How Russell Westbrook Entered the NBA MVP Conversation
It took a while, but Russell Westbrook has come on so strong lately that he’s vaulted himself into the NBA’s Most Valuable Player conversation as one of the top candidates for the coveted award.
Just one season after Westbrook’s Oklahoma City Thunder teammate Kevin Durant won the award, Westbrook could very well end up with it, which would be only the second time in league history that teammates won the award in back-to-back seasons. The only other time was Bob Cousy and Bill Russell for the Boston Celtics back in 1956-57 and ’57-58.
Both Westbrook and Durant were injured for the 14 games December, a span that saw OKC lose 10 times. Westbrook has played every single other game, however, typically logging at least 33 minutes. Durant has missed an additional 15 games and is going to miss at least another week due to injury.
Without Durant, the Thunder have managed to go 9-6–largely because Westbrook has taken over games with his aggressive scoring and playmaking.
On November 28 against the Knicks, in the first game Westbrook played in without Durant this season, he scored 32 points on 12-17 shooting, dished out 8 assists, and collected 7 rebounds. On Christmas Day, in a win over the Spurs on the road, Westbrook scored 34 points on 14-28 shooting, fished out 11 assists, collected 5 rebounds, and also recorded 5 steals. In one of the latest wins without Durant, over the Hornets on February 21, Westbrook scored 33 points on 12-27 shooting, dished out 10 assists, and grabbed 7 rebounds.
Westbrook is second in the league in scoring, at 26.1 points per game, fifth in the league in assists, at 8.0 per game, and second in the league in steals, at 2.1 per game.
Westbrook’s impact on his team is high. When he’s on the court, the Thunder has a +7.7 net rating, including a torrid 109.0 offensive rating. When Durant and Westbrook are both on the court, the Thunder are +9.0–but even when Durant is off, the Thunder are +6.0, good for fifth in the NBA.
Other advanced statistics bear out his monumental effect while on the floor. Westbrook is second in the league in Player Efficiency Rating (PER) at 29.24, just behind Anthony Davis of the Pelicans and ahead of top MVP candidates Harden, Curry, and James. The rating measures a player’s per-minute productivity.
What’s most noticeable is how Westbrook is playing better as the season progresses. Through 10 games in February, Westbrook has been averaging 30.6 points, 10.1 assists, and 7.9 rebounds while shooting 39 percent from 3-point range and almost 50 percent overall. He’s also getting to the free throw line a little over 10 times a game and nailing 92 percent from the charity stripe. His explosion this month included back-to-back 45 point and 48 point games against the Pelicans, one without Durant, in which the Thunder went 1-1. But the team hasn’t lost any other games in February, even with Durant missing three other games.

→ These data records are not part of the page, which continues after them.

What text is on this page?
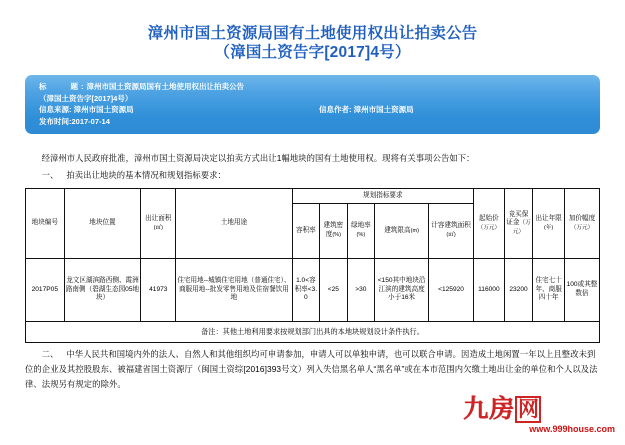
漳州市国土资源局国有土地使用权出让拍卖公告
（漳国土资告字[2017]4号）
标　　题: 漳州市国土资源局国有土地使用权出让拍卖公告
（漳国土资告字[2017]4号）
信息来源: 漳州市国土资源局	信息作者: 漳州市国土资源局
发布时间: 2017-07-14

经漳州市人民政府批准，漳州市国土资源局决定以拍卖方式出让1幅地块的国有土地使用权。现将有关事项公告如下：

一、 拍卖出让地块的基本情况和规划指标要求：

地块编号	地块位置	出让面积(㎡)	土地用途	规划指标要求					起始价（万元）	竞买保证金（万元）	出让年限(年)	加价幅度（万元）
				容积率	建筑密度(%)	绿地率(%)	建筑限高(m)	计容建筑面积(㎡)				
2017P05	龙文区湖滨路西侧、霞洲路南侧（碧湖生态园05地块）	41973	住宅用地--城镇住宅用地（普通住宅）、商服用地--批发零售用地及住宿餐饮用地	1.0<容积率<3.0	<25	>30	<150其中地块沿江滨的建筑高度小于16米	<125920	116000	23200	住宅七十年、商服四十年	100或其整数倍
备注：其他土地利用要求按规划部门出具的本地块规划设计条件执行。												

二、 中华人民共和国境内外的法人、自然人和其他组织均可申请参加，申请人可以单独申请，也可以联合申请。因造成土地闲置一年以上且整改未到位的企业及其控股股东、被福建省国土资源厅（闽国土资综[2016]393号文）列入失信黑名单人“黑名单”或在本市范围内欠缴土地出让金的单位和个人以及法律、法规另有规定的除外。

九 房 网
www.999house.com
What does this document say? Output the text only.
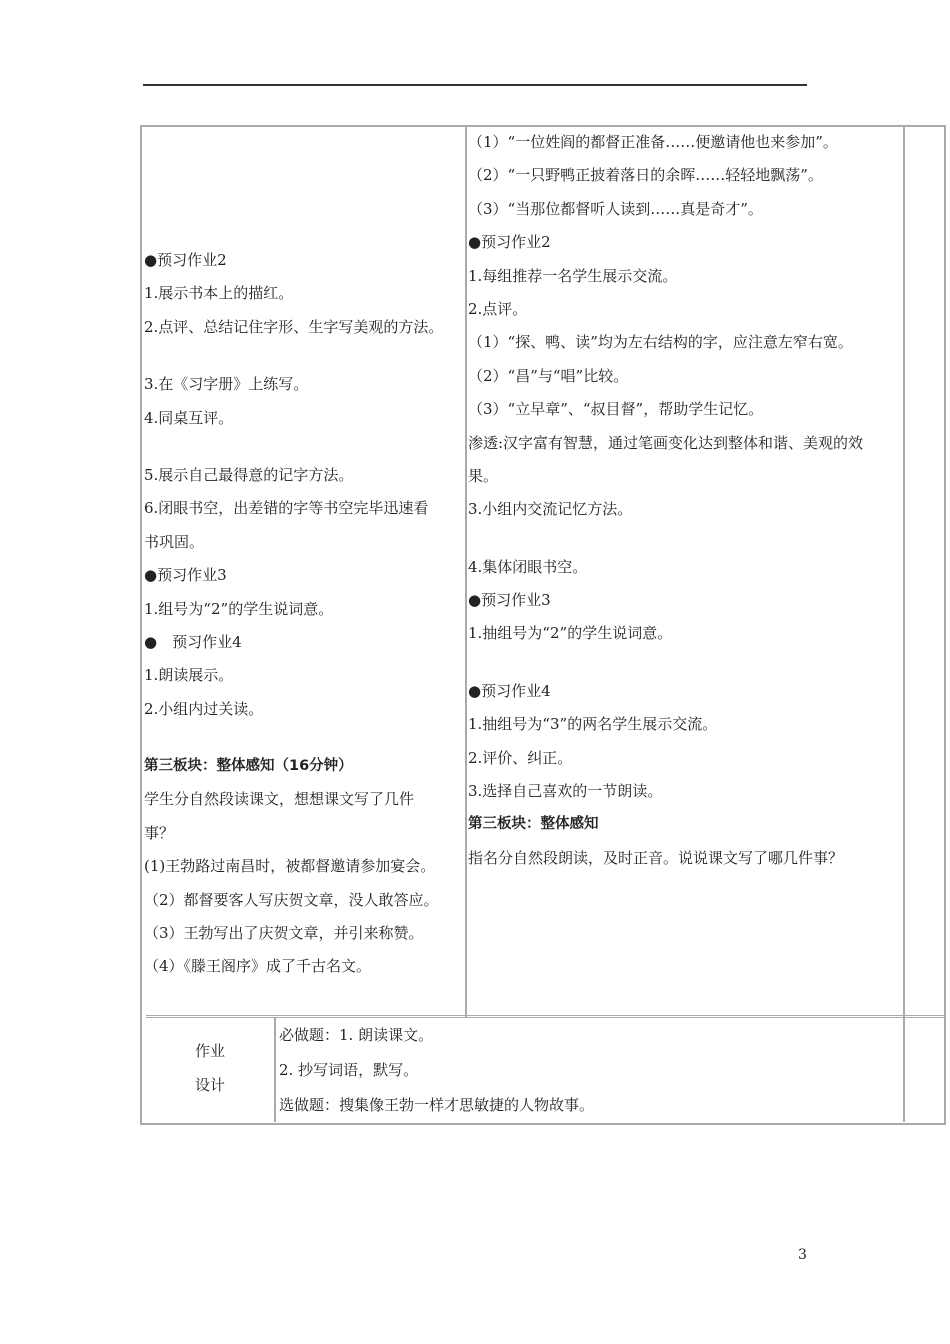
●预习作业2
1.展示书本上的描红。
2.点评、总结记住字形、生字写美观的方法。
3.在《习字册》上练写。
4.同桌互评。
5.展示自己最得意的记字方法。
6.闭眼书空，出差错的字等书空完毕迅速看
书巩固。
●预习作业3
1.组号为“2”的学生说词意。
●　预习作业4
1.朗读展示。
2.小组内过关读。
第三板块：整体感知（16分钟）
学生分自然段读课文，想想课文写了几件
事？
(1)王勃路过南昌时，被都督邀请参加宴会。
（2）都督要客人写庆贺文章，没人敢答应。
（3）王勃写出了庆贺文章，并引来称赞。
（4）《滕王阁序》成了千古名文。
（1）“一位姓阎的都督正准备……便邀请他也来参加”。
（2）“一只野鸭正披着落日的余晖……轻轻地飘荡”。
（3）“当那位都督听人读到……真是奇才”。
●预习作业2
1.每组推荐一名学生展示交流。
2.点评。
（1）“探、鸭、读”均为左右结构的字，应注意左窄右宽。
（2）“昌”与“唱”比较。
（3）“立早章”、“叔目督”，帮助学生记忆。
渗透:汉字富有智慧，通过笔画变化达到整体和谐、美观的效
果。
3.小组内交流记忆方法。
4.集体闭眼书空。
●预习作业3
1.抽组号为“2”的学生说词意。
●预习作业4
1.抽组号为“3”的两名学生展示交流。
2.评价、纠正。
3.选择自己喜欢的一节朗读。
第三板块：整体感知
指名分自然段朗读，及时正音。说说课文写了哪几件事？
作业
设计
必做题：1. 朗读课文。
2. 抄写词语，默写。
选做题：搜集像王勃一样才思敏捷的人物故事。
3
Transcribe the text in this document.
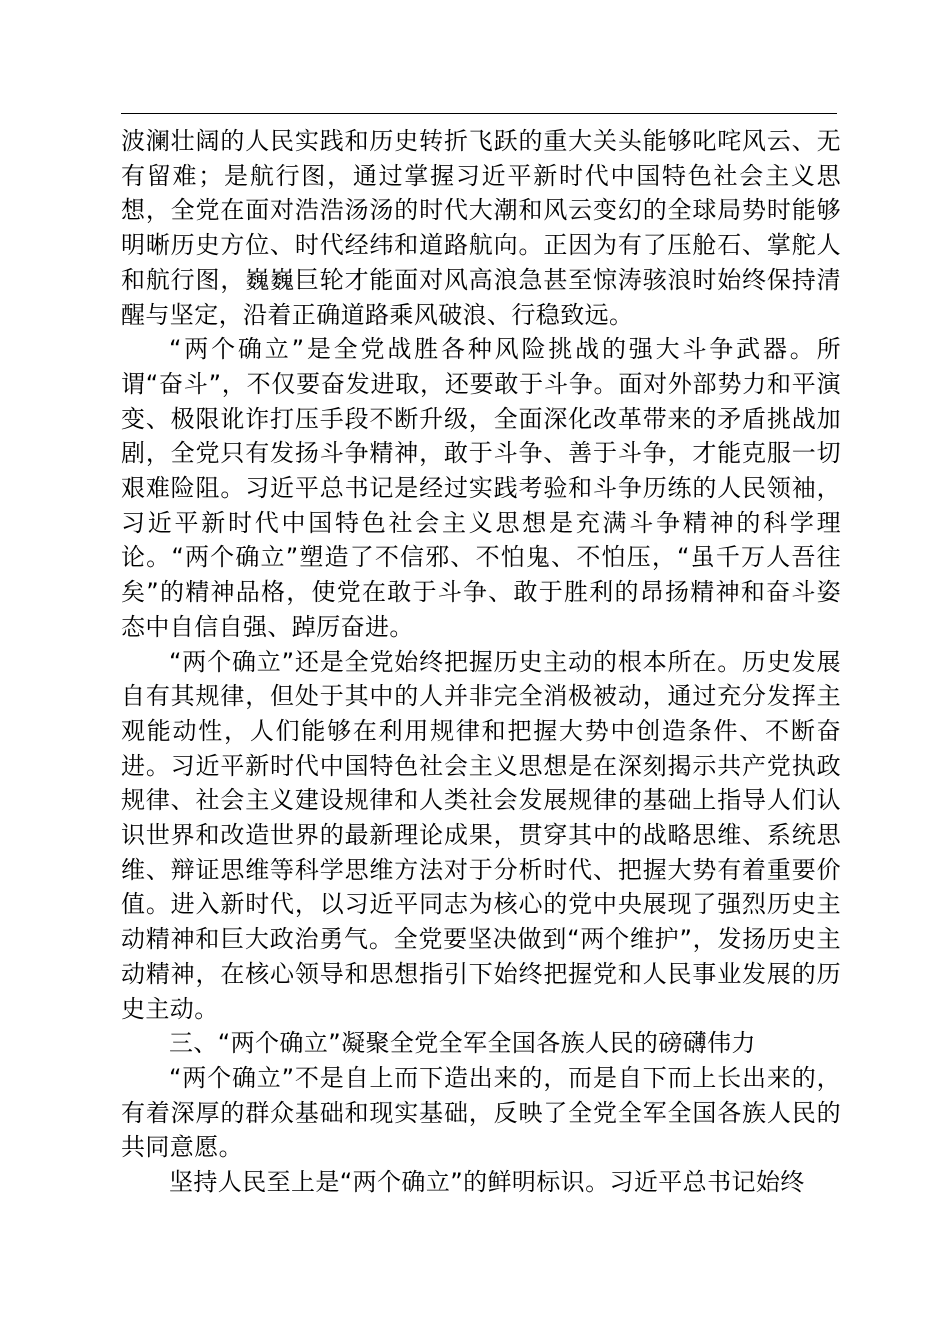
波澜壮阔的人民实践和历史转折飞跃的重大关头能够叱咤风云、无有留难；是航行图，通过掌握习近平新时代中国特色社会主义思想，全党在面对浩浩汤汤的时代大潮和风云变幻的全球局势时能够明晰历史方位、时代经纬和道路航向。正因为有了压舱石、掌舵人和航行图，巍巍巨轮才能面对风高浪急甚至惊涛骇浪时始终保持清醒与坚定，沿着正确道路乘风破浪、行稳致远。

“两个确立”是全党战胜各种风险挑战的强大斗争武器。所谓“奋斗”，不仅要奋发进取，还要敢于斗争。面对外部势力和平演变、极限讹诈打压手段不断升级，全面深化改革带来的矛盾挑战加剧，全党只有发扬斗争精神，敢于斗争、善于斗争，才能克服一切艰难险阻。习近平总书记是经过实践考验和斗争历练的人民领袖，习近平新时代中国特色社会主义思想是充满斗争精神的科学理论。“两个确立”塑造了不信邪、不怕鬼、不怕压，“虽千万人吾往矣”的精神品格，使党在敢于斗争、敢于胜利的昂扬精神和奋斗姿态中自信自强、踔厉奋进。

“两个确立”还是全党始终把握历史主动的根本所在。历史发展自有其规律，但处于其中的人并非完全消极被动，通过充分发挥主观能动性，人们能够在利用规律和把握大势中创造条件、不断奋进。习近平新时代中国特色社会主义思想是在深刻揭示共产党执政规律、社会主义建设规律和人类社会发展规律的基础上指导人们认识世界和改造世界的最新理论成果，贯穿其中的战略思维、系统思维、辩证思维等科学思维方法对于分析时代、把握大势有着重要价值。进入新时代，以习近平同志为核心的党中央展现了强烈历史主动精神和巨大政治勇气。全党要坚决做到“两个维护”，发扬历史主动精神，在核心领导和思想指引下始终把握党和人民事业发展的历史主动。

三、“两个确立”凝聚全党全军全国各族人民的磅礴伟力

“两个确立”不是自上而下造出来的，而是自下而上长出来的，有着深厚的群众基础和现实基础，反映了全党全军全国各族人民的共同意愿。

坚持人民至上是“两个确立”的鲜明标识。习近平总书记始终
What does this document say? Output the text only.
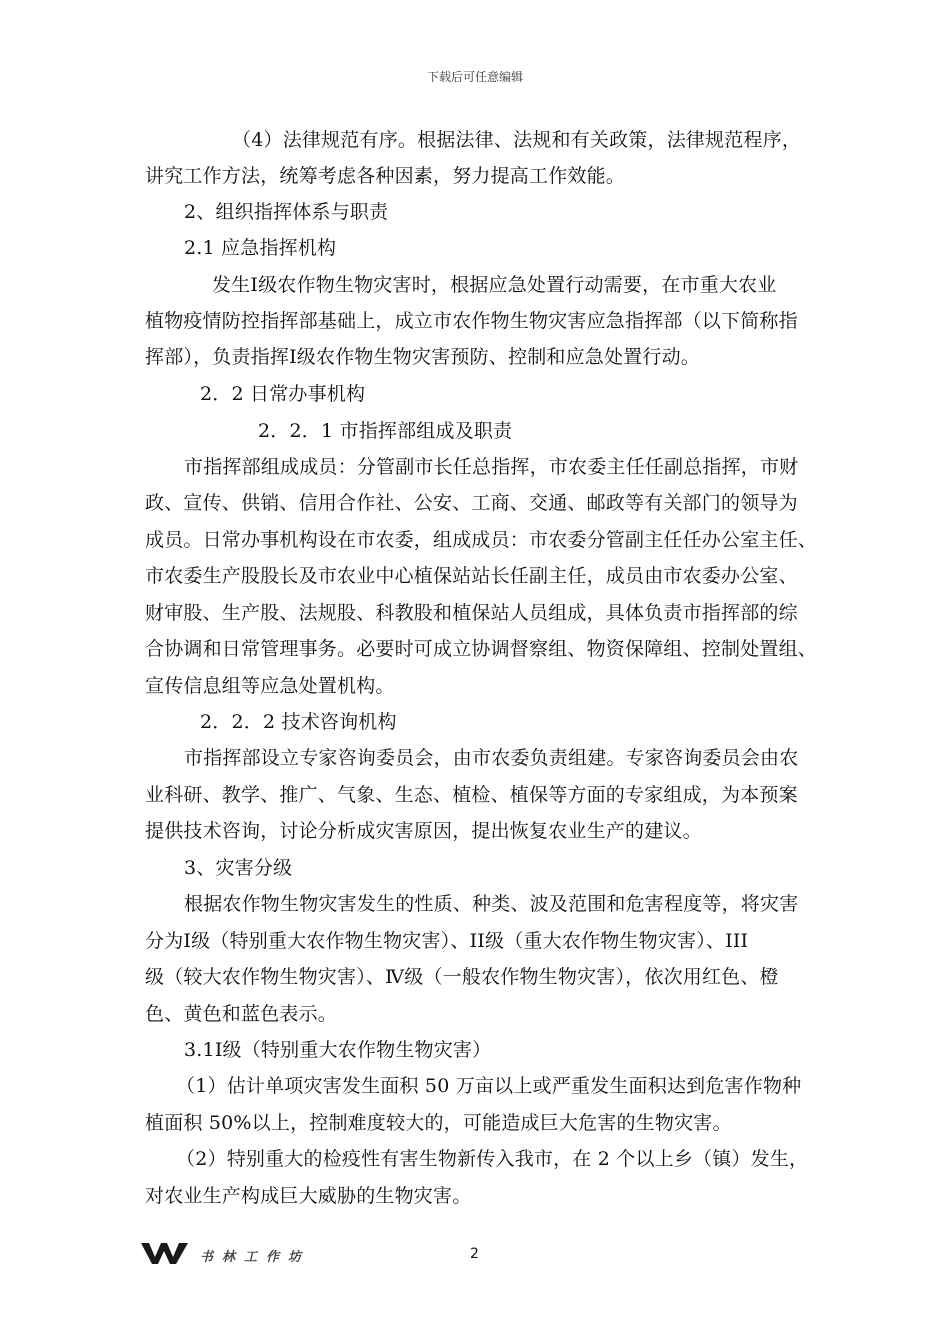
下载后可任意编辑
（4）法律规范有序。根据法律、法规和有关政策，法律规范程序，
讲究工作方法，统筹考虑各种因素，努力提高工作效能。
2、组织指挥体系与职责
2.1 应急指挥机构
发生Ⅰ级农作物生物灾害时，根据应急处置行动需要，在市重大农业
植物疫情防控指挥部基础上，成立市农作物生物灾害应急指挥部（以下简称指
挥部），负责指挥Ⅰ级农作物生物灾害预防、控制和应急处置行动。
2．2 日常办事机构
2．2．1 市指挥部组成及职责
市指挥部组成成员：分管副市长任总指挥，市农委主任任副总指挥，市财
政、宣传、供销、信用合作社、公安、工商、交通、邮政等有关部门的领导为
成员。日常办事机构设在市农委，组成成员：市农委分管副主任任办公室主任、
市农委生产股股长及市农业中心植保站站长任副主任，成员由市农委办公室、
财审股、生产股、法规股、科教股和植保站人员组成，具体负责市指挥部的综
合协调和日常管理事务。必要时可成立协调督察组、物资保障组、控制处置组、
宣传信息组等应急处置机构。
2．2．2 技术咨询机构
市指挥部设立专家咨询委员会，由市农委负责组建。专家咨询委员会由农
业科研、教学、推广、气象、生态、植检、植保等方面的专家组成，为本预案
提供技术咨询，讨论分析成灾害原因，提出恢复农业生产的建议。
3、灾害分级
根据农作物生物灾害发生的性质、种类、波及范围和危害程度等，将灾害
分为Ⅰ级（特别重大农作物生物灾害）、II级（重大农作物生物灾害）、III
级（较大农作物生物灾害）、Ⅳ级（一般农作物生物灾害），依次用红色、橙
色、黄色和蓝色表示。
3.1Ⅰ级（特别重大农作物生物灾害）
（1）估计单项灾害发生面积 50 万亩以上或严重发生面积达到危害作物种
植面积 50%以上，控制难度较大的，可能造成巨大危害的生物灾害。
（2）特别重大的检疫性有害生物新传入我市，在 2 个以上乡（镇）发生，
对农业生产构成巨大威胁的生物灾害。
书林工作坊	2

The Thunder as a team are in an even better position thanks to the multiple trades made just before the trade deadline. And new teammates D.J. Augustin, Kyle Singler, Steve Novak, and Enes Kanter have noticed how much of an impact Westbrook makes.
“Russ is a really good leader,” a genuinely impressed Kanter told The Oklahoman after the win over Charlotte. “On the court, off the court, on the bench. He just talks to guys. Communicates with his teammates and his coaches and everything and just makes us have more energy which is really good.”
Westbrook winning the MVP would be unusual at this point, though, even with the Thunder all but assured of a playoff spot after the Goran Dragic trade and Anthony Davis injury. Team success is a big part of the deal, and whiel Westbrook has spurred OKC to a nice record without Durant, it might not be enough. Of the last 30 MVP winners, the majority of their teams had winning percentages of over .700 percent, with only five below that and none below .600 percent. The Thunder could reach .610, but it would mean a large amount of wins over the home stretch.
Westbrook wouldn’t win the MVP award if the season stops today, but if he keeps up his strong play and helps the Thunder win more games without Durant, he could eventually surpass the leaders in the conversation.